A novel truncated mutation in folate receptor α (FRα) affecting its glycosylation and affinity for folate in a consanguineous family with progressive encephalopathy: follow up and treatment improvement.

INTRODUCTION

Cerebral folate deficiency syndrome (CFDS) is a rare neurometabolic disorder with clinical features including late infantile onset refractory seizures, ataxia, movement disorder, unexplained global developmental delay, and leukoencephalopathy. It is an autosomal recessive disorder characterized by low levels of the active form of folate (5- MTHF) in cerebrospinal fluid (CSF) caused by mutations in FOLR1 gene. This gene encodes the membrane protein folate receptor "FRα," which is a glycophosphatidylinositol (GPI)-anchored cell membrane protein that regulates folate transport into the cells.

PATIENTS AND METHODS

Here, we report a consanguineous family with a girl diagnosed with progressive encephalopathy. To determine the genetic cause of this disease, whole exome sequencing (WES) was performed on the affected individual. As a further analysis, molecular docking and bioinformatics predictions were performed.

RESULTS

WES analysis revealed a novel homozygous frameshift mutation (c.466insT; p.
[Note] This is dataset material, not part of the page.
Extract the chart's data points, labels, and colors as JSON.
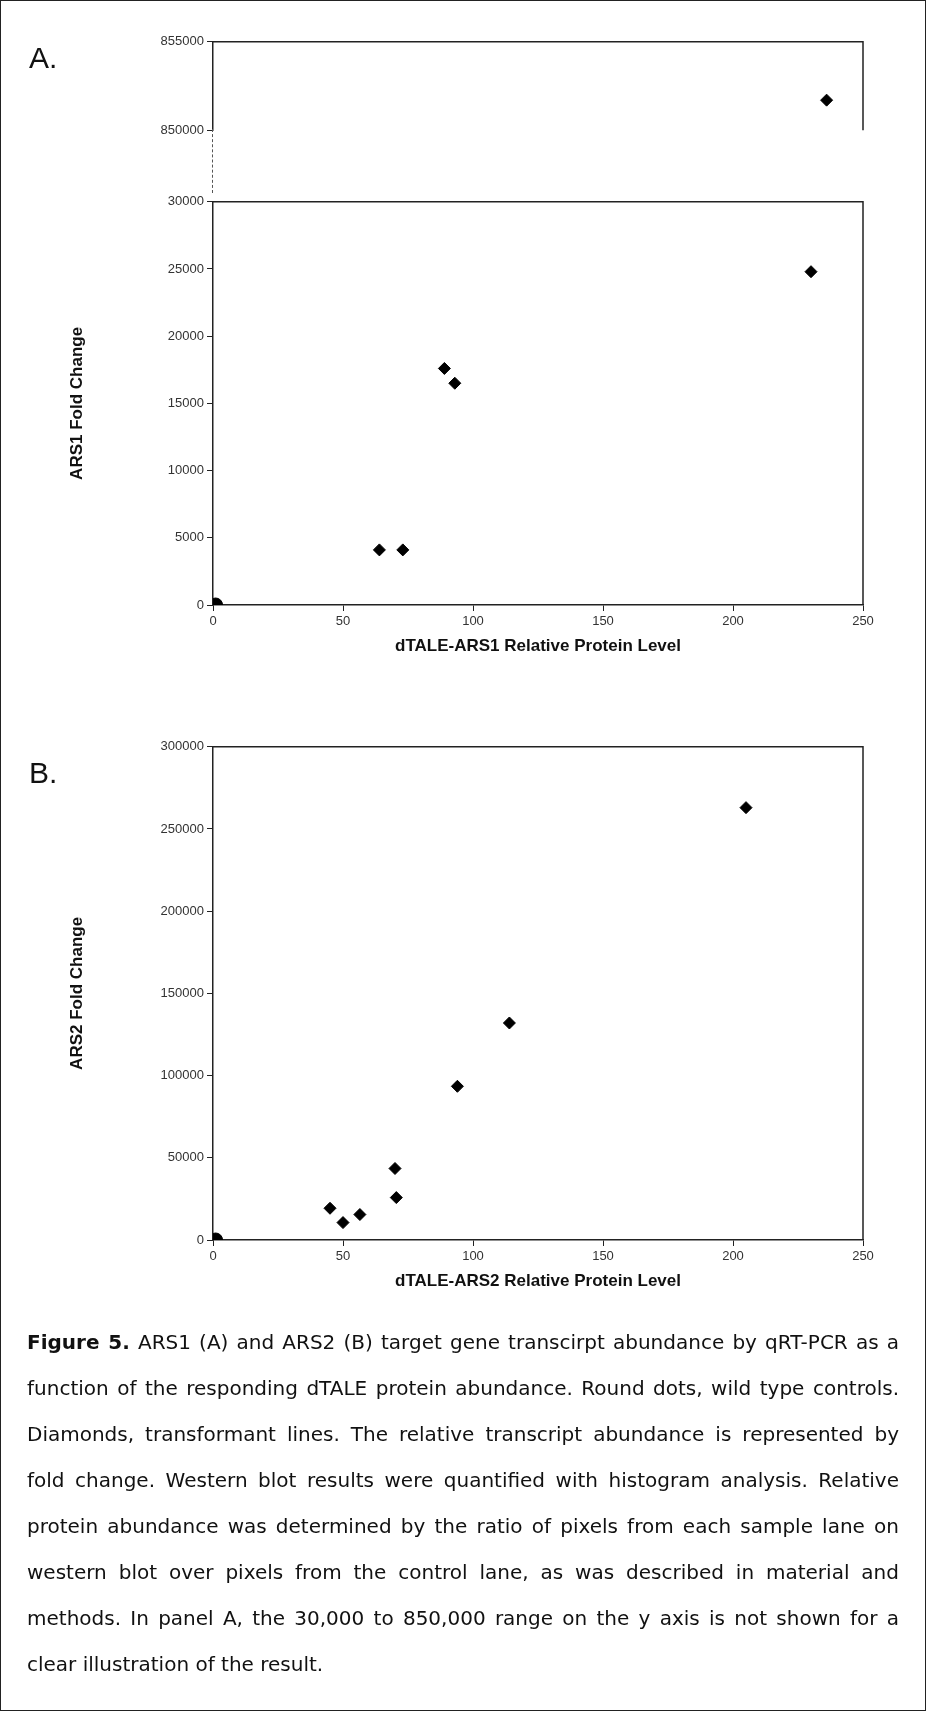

Trp156LeufsTer12) in FOLR1 gene. This mutation was present at homozygous state in the affected patient which inherited it from her heterozygous parents. It generates a truncated FRα protein leading to the missing of two important glycosylation sites at Asn139 and Asn179 and the loss of the GPI anchor at Ala204 affecting protein anchoring in the cell membrane. In addition, molecular docking showed that the truncating mutation disturbs the affinity of the FRα receptor to its substrate the folate caused by the loss of important residues in the RFα-folate interaction region. Further, low level of 5-methyltetrahydrofolate was detected in the blood and the CSF of the patient. The patient was then treated with a dose of 5 mg/kg/day of FA as a supplement to antiepileptic drug (AED) leading to mild improvement that was achieved in terms of reactivity and motor skills.

CONCLUSION

Based on the c.466insT; p. Trp156LeufsTer12 mutation segregation and low 5-methyltetrahydrofolate levels in the CSF, the studied patient was diagnosed with CFD.